Sempre a denúncia é tudo visar a proteção dos interesses de um pequeno número de “homens brancos ricos”. Os esquerdistas extremistas consideram ingênuos os sentimentos de confiança em um futuro progresso democrático e socioeconômico.

Creem os historicamente oprimidos, ao fim e ao cabo, triunfarão sobre os seus opressores históricos em uma luta pelo poder total. Muitas das injustiças contra as quais estes extremistas investem são reais. Apesar disso, este fatalismo não representa uma visão realista sobre como construir democracias diversas e prósperas e acaba não sendo uma postura retrógrada muito diferente da xenofobia da direita etnonacionalista.

Os pessimistas, seja de direita, seja de esquerda, não possuem uma visão realista do estado atual, ou do futuro provável, de diversas democracias. Os direitistas culpam os pobres (e os de posicionamento contrário) não se incluírem na sociedade capitalista porque são estúpidos, preguiçosos ou maus. Os esquerdistas rejeitam, com razão, esta análise, atribuindo a posição socioeconômica mais baixa dos grupos minoritários à opressão sofrida desde o passado e aos obstáculos ainda enfrentados hoje.

Ambas as perspectivas ignoram, segundo Yascha Mounk, estes grupos identitários e pobres terem feito progressos significativos em direção à igualdade de direitos da cidadania. Com política afirmativa e/ou compensatória de cotas, obtendo diplomas universitários, sobem na hierarquia social, seus rendimentos aumentam e alcançam posições de poder e prestígio em negócios, cultura e política.

Uma avaliação excessivamente pessimista do estado atual de diversas democracias não é apenas errada no mérito. Ao pintar uma visão profundamente desagradável do futuro, os extremistas também prejudicam as perspectivas da Grande Experiência democrática.

Os ativistas mais interessados em política tendem a ter opiniões altamente polarizadas e recorrentes ao fazer suas denúncias estéreis e patrulhas ideológicas. A maioria dos cidadãos, entretanto, está muito menos interessada em política partidária e tem sentimentos muito mais ambivalentes sobre questões-chave da política pública.

Querem o futuro emergente de progresso socioeconômico e democrático ser bem-sucedido. Os ambivalentes pouco se deixam influenciar pela sugestão de adotar uma avaliação sempre negativa do seu próprio país.

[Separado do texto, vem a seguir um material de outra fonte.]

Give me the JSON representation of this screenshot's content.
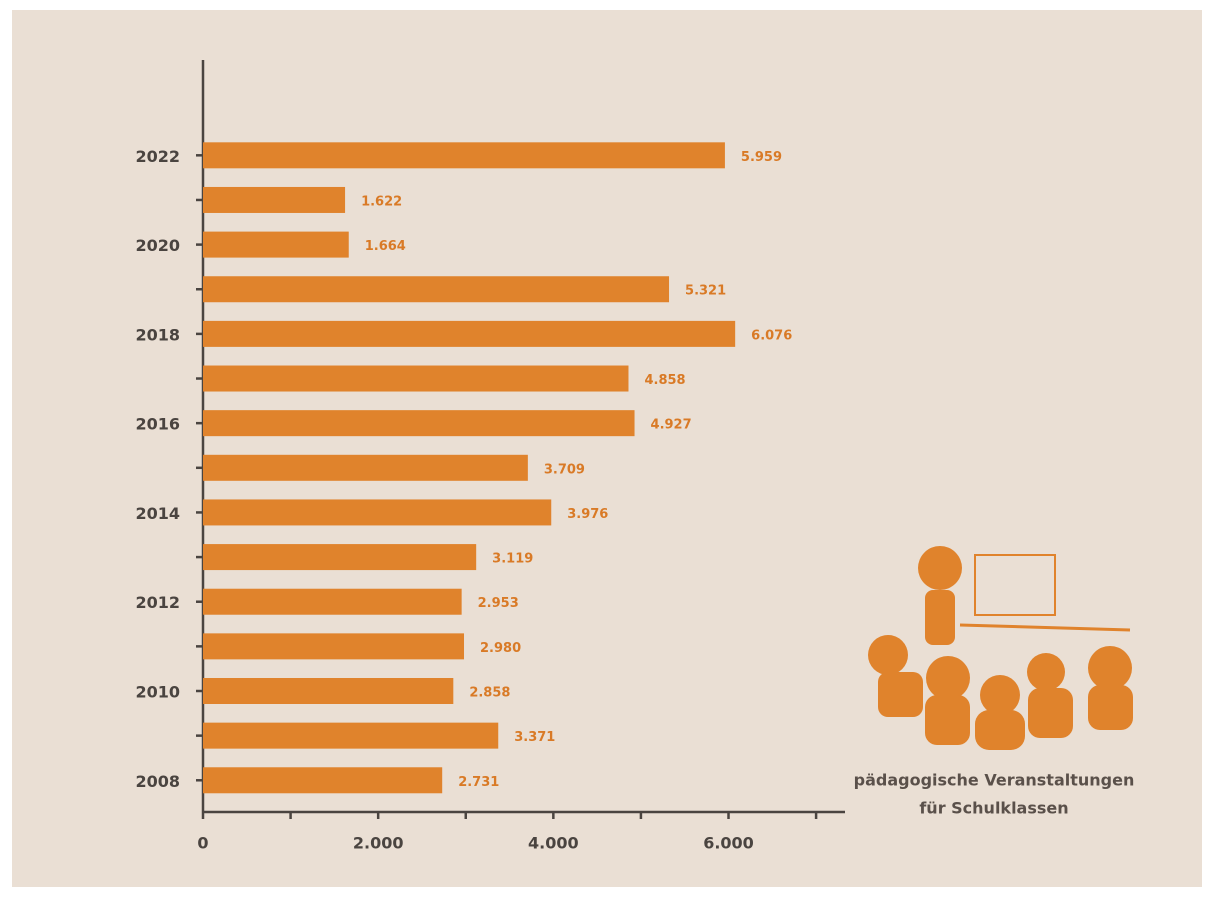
{
  "chart_data": {
    "type": "hbar",
    "categories": [
      "2022",
      null,
      "2020",
      null,
      "2018",
      null,
      "2016",
      null,
      "2014",
      null,
      "2012",
      null,
      "2010",
      null,
      "2008"
    ],
    "values": [
      5959,
      1622,
      1664,
      5321,
      6076,
      4858,
      4927,
      3709,
      3976,
      3119,
      2953,
      2980,
      2858,
      3371,
      2731
    ],
    "value_labels": [
      "5.959",
      "1.622",
      "1.664",
      "5.321",
      "6.076",
      "4.858",
      "4.927",
      "3.709",
      "3.976",
      "3.119",
      "2.953",
      "2.980",
      "2.858",
      "3.371",
      "2.731"
    ],
    "color": "#e0832c",
    "xlim": [
      0,
      7330
    ],
    "xticks": [
      0,
      {
        "value": 2000,
        "label": "2.000"
      },
      {
        "value": 4000,
        "label": "4.000"
      },
      {
        "value": 6000,
        "label": "6.000"
      }
    ],
    "xminorticks": [
      1000,
      3000,
      5000,
      7000
    ],
    "caption": [
      "pädagogische Veranstaltungen",
      "für Schulklassen"
    ]
  }
}
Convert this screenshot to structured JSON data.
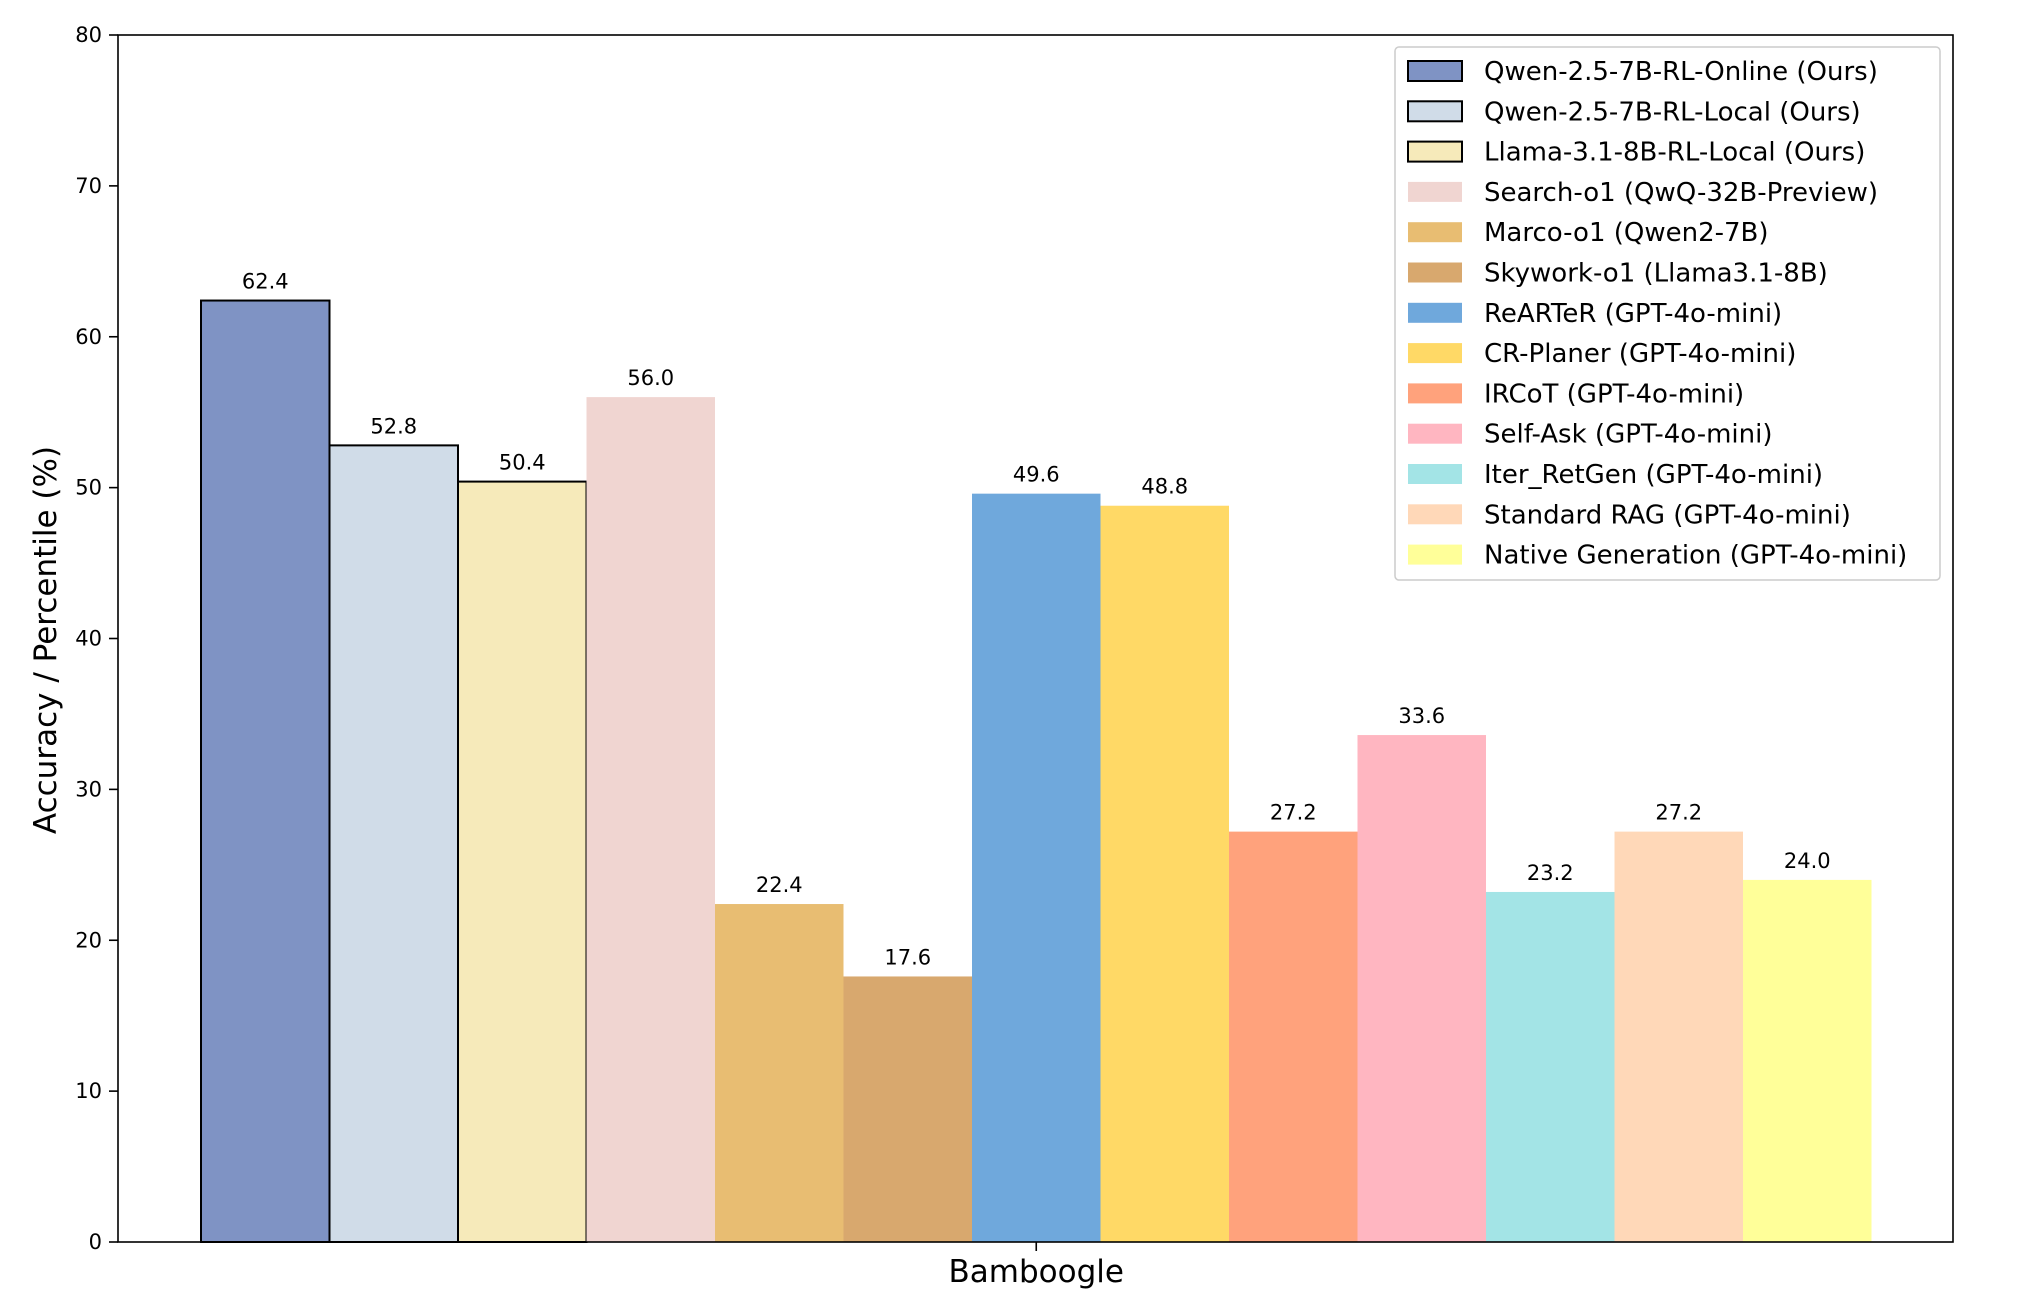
{
  "chart_data": {
    "type": "bar",
    "title": "",
    "xlabel": "",
    "ylabel": "Accuracy / Percentile (%)",
    "categories": [
      "Bamboogle"
    ],
    "ylim": [
      0,
      80
    ],
    "yticks": [
      0,
      10,
      20,
      30,
      40,
      50,
      60,
      70,
      80
    ],
    "grid": false,
    "legend_position": "top-right",
    "series": [
      {
        "name": "Qwen-2.5-7B-RL-Online (Ours)",
        "values": [
          62.4
        ],
        "label": "62.4",
        "color": "#7f93c4",
        "outlined": true
      },
      {
        "name": "Qwen-2.5-7B-RL-Local (Ours)",
        "values": [
          52.8
        ],
        "label": "52.8",
        "color": "#d0dce8",
        "outlined": true
      },
      {
        "name": "Llama-3.1-8B-RL-Local (Ours)",
        "values": [
          50.4
        ],
        "label": "50.4",
        "color": "#f6eaba",
        "outlined": true
      },
      {
        "name": "Search-o1 (QwQ-32B-Preview)",
        "values": [
          56.0
        ],
        "label": "56.0",
        "color": "#f0d5d1",
        "outlined": false
      },
      {
        "name": "Marco-o1 (Qwen2-7B)",
        "values": [
          22.4
        ],
        "label": "22.4",
        "color": "#e8bd72",
        "outlined": false
      },
      {
        "name": "Skywork-o1 (Llama3.1-8B)",
        "values": [
          17.6
        ],
        "label": "17.6",
        "color": "#d8a86e",
        "outlined": false
      },
      {
        "name": "ReARTeR (GPT-4o-mini)",
        "values": [
          49.6
        ],
        "label": "49.6",
        "color": "#6fa8dc",
        "outlined": false
      },
      {
        "name": "CR-Planer (GPT-4o-mini)",
        "values": [
          48.8
        ],
        "label": "48.8",
        "color": "#ffd966",
        "outlined": false
      },
      {
        "name": "IRCoT (GPT-4o-mini)",
        "values": [
          27.2
        ],
        "label": "27.2",
        "color": "#ffa27c",
        "outlined": false
      },
      {
        "name": "Self-Ask (GPT-4o-mini)",
        "values": [
          33.6
        ],
        "label": "33.6",
        "color": "#ffb6c1",
        "outlined": false
      },
      {
        "name": "Iter_RetGen (GPT-4o-mini)",
        "values": [
          23.2
        ],
        "label": "23.2",
        "color": "#a3e4e6",
        "outlined": false
      },
      {
        "name": "Standard RAG (GPT-4o-mini)",
        "values": [
          27.2
        ],
        "label": "27.2",
        "color": "#ffd8b8",
        "outlined": false
      },
      {
        "name": "Native Generation (GPT-4o-mini)",
        "values": [
          24.0
        ],
        "label": "24.0",
        "color": "#ffff99",
        "outlined": false
      }
    ]
  }
}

Ridicularizar visões mais ambiciosas sobre o que o futuro poderá trazer como fossem ingênuas ou utópicas aparenta ser uma atitude inteligente por parte do persistente denunciante. Mas, na realidade, a Grande Experiência de mudança sistêmica terá mais probabilidades de ter sucesso se os seus construtores incentivarem a todos criarem uma sociedade democrática de bem-estar na qual a maioria das pessoas gostaria de viver.

Para construir esse tipo de sociedade, os progressistas deveriam destacar as limitações de hoje não precisarem, necessariamente, se tornar as realidades de amanhã. É possível membros de diversas democracias construírem laços cada vez mais estreitos de cooperação mútua – e até de amizade.

Ninguém vai trabalhar no sentido da construção de democracias mais justas se acreditar estas se tornarem, no melhor dos cenários, consumidas por uma luta existencial entre diferentes grupos de identidade, seja conflitos de interesses ideológicos ou religiosos, seja disputas regionais ou corporativas de privilégios exclusivos. É preciso apresentar uma visão positiva e realista sobre como a Grande Experiência democrática e socioeconômica pode ter sucesso. Essa é oferecida no citado livro de Yascha Mounk.